Photo: Lee Karl Van Katwyk
Les pochoirs sont utilisés pour disposer avec soin de la sciure de couleur, des pétales de fleurs exquis et même des épis de maïs grignotés dans un présentoir de trois mètres de large pouvant parfois s'étirer sur plus d'un kilomètre. Les matériaux naturels sont façonnés dans des images vives représentant souvent des symboles ecclésiastiques comme la croix ou reflétant parfois l'amour des Mayas pour la nature avec des représentations de papillons et de fleurs. Ces tapis sont des œuvres d'art éphémères qui ne durent pas plus de quelques heures. En fin de matinée du vendredi saint, une foule de personnes quittent l'église locale munies de chars d'importance biblique qui pèsent autant qu'un éléphant adulte. Les fidèles, vêtus de robes religieuses attrayantes de couleur violette et blanche, piétinent et détruisent les incroyables alfombras en suivant les tapis pour trouver des blocs le long d'un itinéraire qui entoure leur église.
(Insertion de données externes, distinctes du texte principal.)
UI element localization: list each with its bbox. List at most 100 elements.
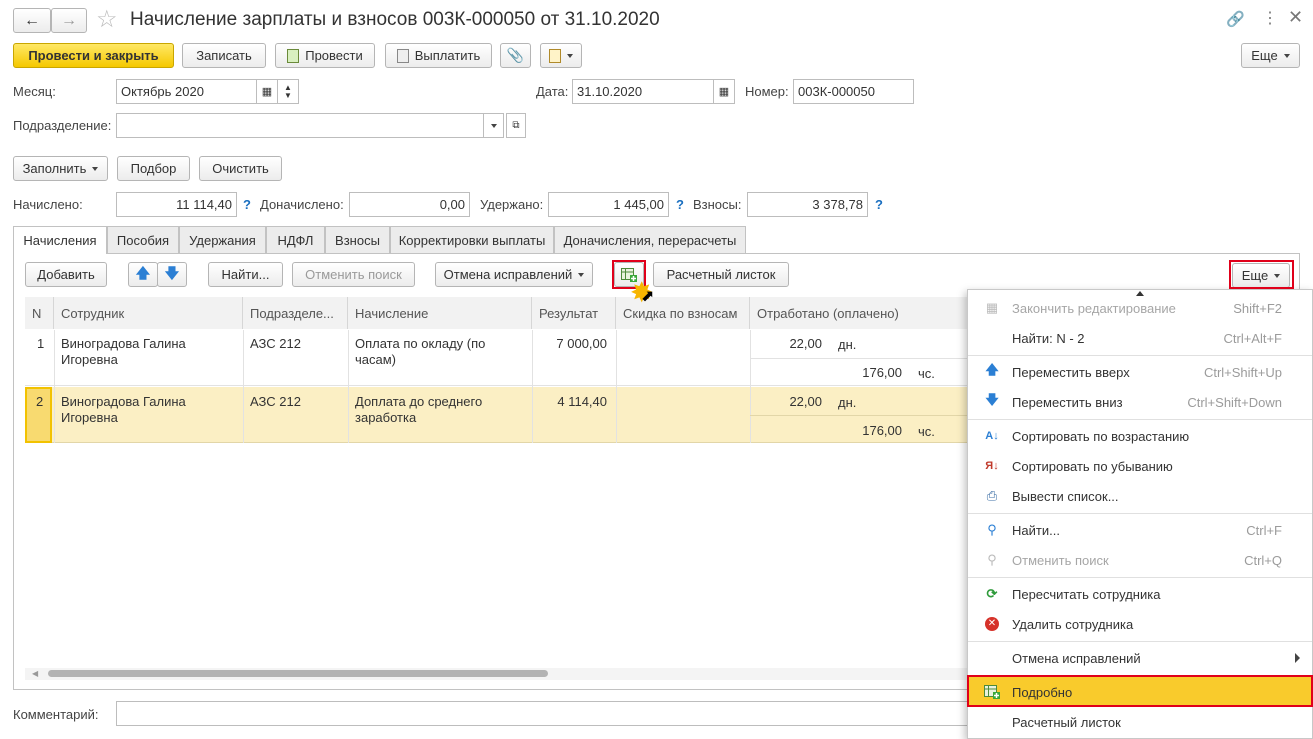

La Semaine Sainte se termine en beauté, alors que le gouvernement et les responsables de l'église envoient des feux d'artifice haut dans le ciel, jour et nuit. Les Guatémaltèques les connaissent par les onomatopoeia bombas, qui sont davantage un boom qu'un écran lumineux. Beaucoup d'habitants croient que plus fort est le choc, plus haut il atteint le ciel et plus les esprits pervers sont repoussés, dernier mot pour les Mayas dans le syncrétisme de leurs anciennes croyances avec le catholicisme.